The majority of inspections are scheduled through Centralized Showing Services.  If your listing agent uses this service, then you will be notified when an inspection is scheduled.

Here are just a few tips to prepare for the inspection .

(content includes excerpts from "How to Get Ready for a Home Inspection"  BY ELIZABETH WEINTRAUB Updated August 24, 2018)

Provide adequate workspace

Remove boxes, bookcases, furniture, and anything else blocking access to your furnace, air conditioner, and water heater. The inspector will need three to four feet of working space to inspect these items.

Providing adequate work space around these components will allow for a more thorough inspection.

The inspector needs to get into your attic as well, so keep a path cleared. Ensure the access to the attic is clear of obstructions. 

Pilot lights should be lit

If your pilot lights are not lit, then important items such as the water heater, gas stove, or furnace will not be inspected.  Most inspectors will not light pilot lights for liability reasons.

If these items can not be inspected during the initial visit, the buyer could request a re-inspection at a later date.

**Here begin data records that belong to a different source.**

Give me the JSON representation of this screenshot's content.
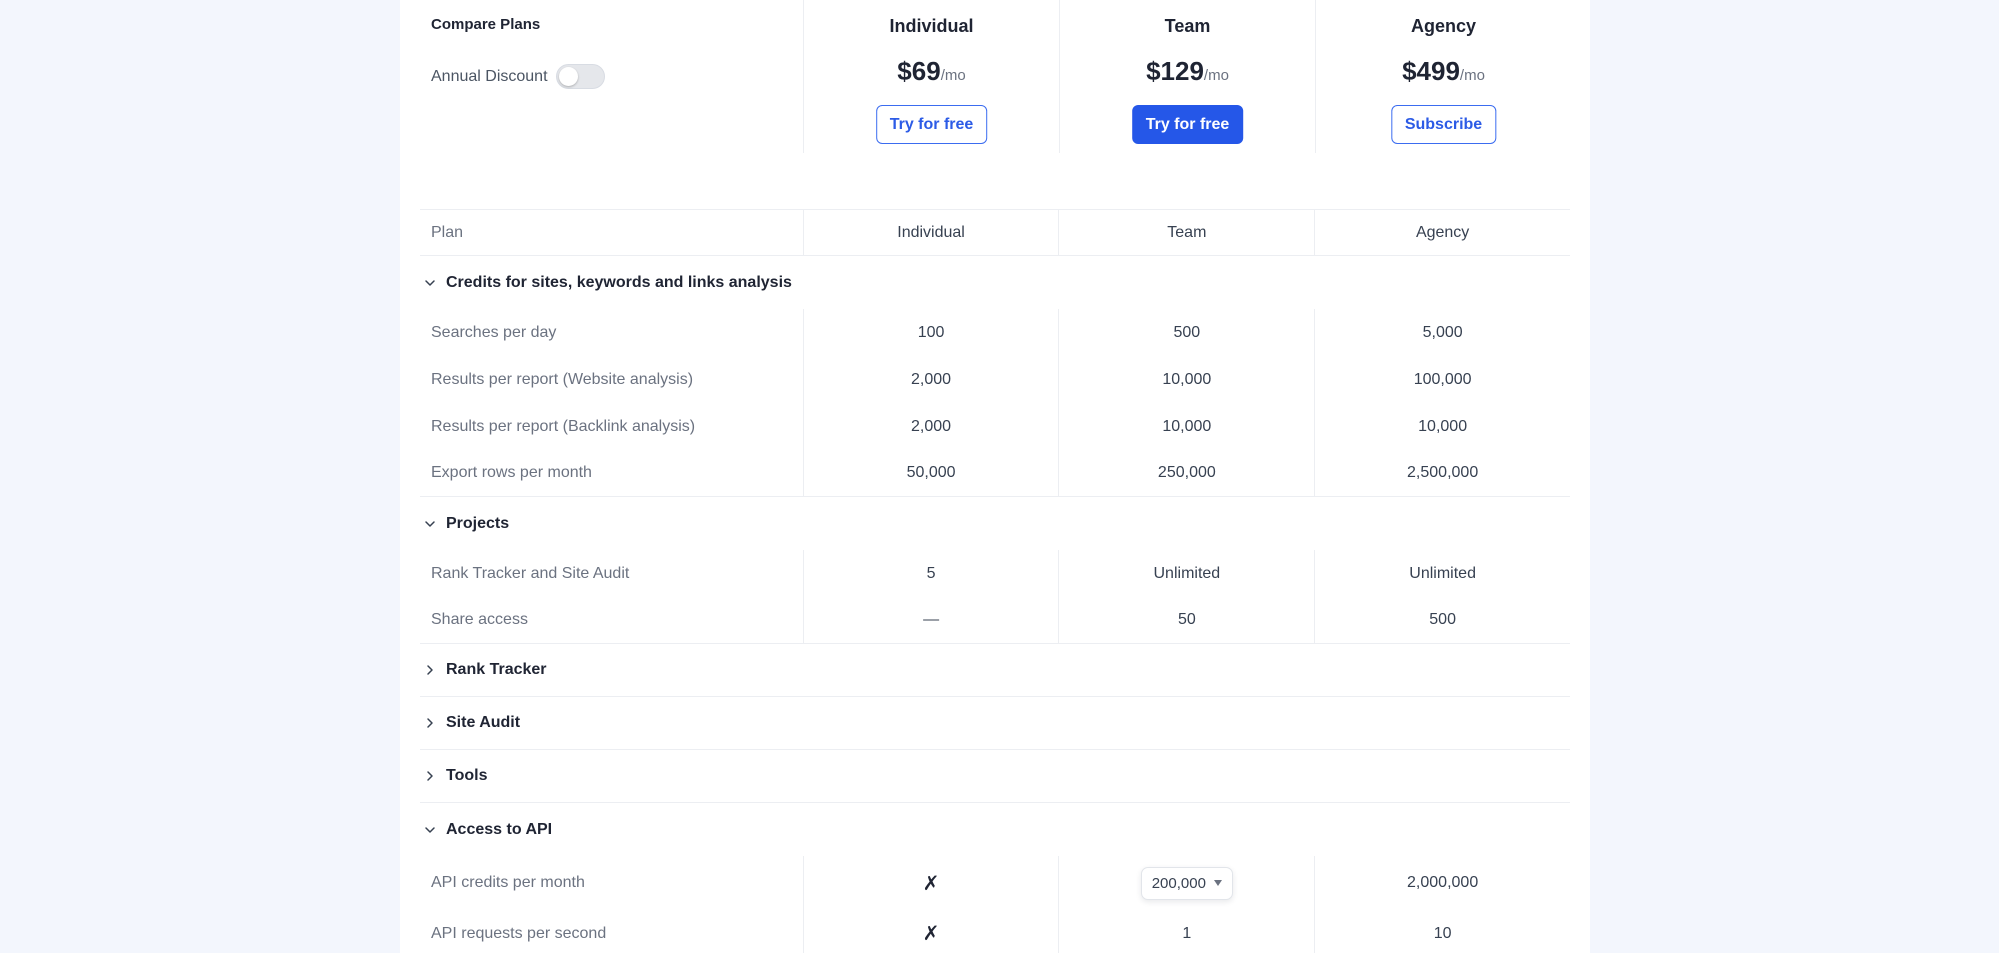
{
  "header": {
    "title": "Compare Plans",
    "annual_discount_label": "Annual Discount",
    "annual_discount_on": false
  },
  "plans": [
    {
      "name": "Individual",
      "price": "$69",
      "per": "/mo",
      "button": "Try for free",
      "button_style": "outline"
    },
    {
      "name": "Team",
      "price": "$129",
      "per": "/mo",
      "button": "Try for free",
      "button_style": "solid"
    },
    {
      "name": "Agency",
      "price": "$499",
      "per": "/mo",
      "button": "Subscribe",
      "button_style": "outline"
    }
  ],
  "table_header": {
    "label": "Plan",
    "cols": [
      "Individual",
      "Team",
      "Agency"
    ]
  },
  "sections": {
    "credits": {
      "title": "Credits for sites, keywords and links analysis",
      "expanded": true,
      "rows": [
        {
          "label": "Searches per day",
          "values": [
            "100",
            "500",
            "5,000"
          ]
        },
        {
          "label": "Results per report (Website analysis)",
          "values": [
            "2,000",
            "10,000",
            "100,000"
          ]
        },
        {
          "label": "Results per report (Backlink analysis)",
          "values": [
            "2,000",
            "10,000",
            "10,000"
          ]
        },
        {
          "label": "Export rows per month",
          "values": [
            "50,000",
            "250,000",
            "2,500,000"
          ]
        }
      ]
    },
    "projects": {
      "title": "Projects",
      "expanded": true,
      "rows": [
        {
          "label": "Rank Tracker and Site Audit",
          "values": [
            "5",
            "Unlimited",
            "Unlimited"
          ]
        },
        {
          "label": "Share access",
          "values": [
            "—",
            "50",
            "500"
          ]
        }
      ]
    },
    "rank_tracker": {
      "title": "Rank Tracker",
      "expanded": false
    },
    "site_audit": {
      "title": "Site Audit",
      "expanded": false
    },
    "tools": {
      "title": "Tools",
      "expanded": false
    },
    "api": {
      "title": "Access to API",
      "expanded": true,
      "rows": [
        {
          "label": "API credits per month",
          "values": [
            "✗",
            "200,000",
            "2,000,000"
          ]
        },
        {
          "label": "API requests per second",
          "values": [
            "✗",
            "1",
            "10"
          ]
        }
      ]
    }
  },
  "icons": {
    "chevron_down": "chevron-down-icon",
    "chevron_right": "chevron-right-icon",
    "caret_down": "caret-down-icon",
    "cross": "cross-icon"
  },
  "colors": {
    "accent": "#2557e8",
    "page_bg": "#f3f6fd"
  }
}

Prepare to be away from the home

Often the buyer will meet with the home inspector at the home, and buyers feel uncomfortable asking questions if the owner is present. Plan to be away from the home for approximately 3 hours.  If you have pets, please let your listing agent know if they will be crated or taken with you during the inspection time.  Your agent will in turn provide that information to the inspector.

Leave utilities on

The home inspector will need to turn on the stove, run the dishwasher, and test the furnace and air conditioning, so leave the utilities on, especially if the house is vacant. It's impossible to check receptacles for grounding and reverse polarity if the power is turned off. Without utilities, the inspector will need to reschedule the inspection for the buyer.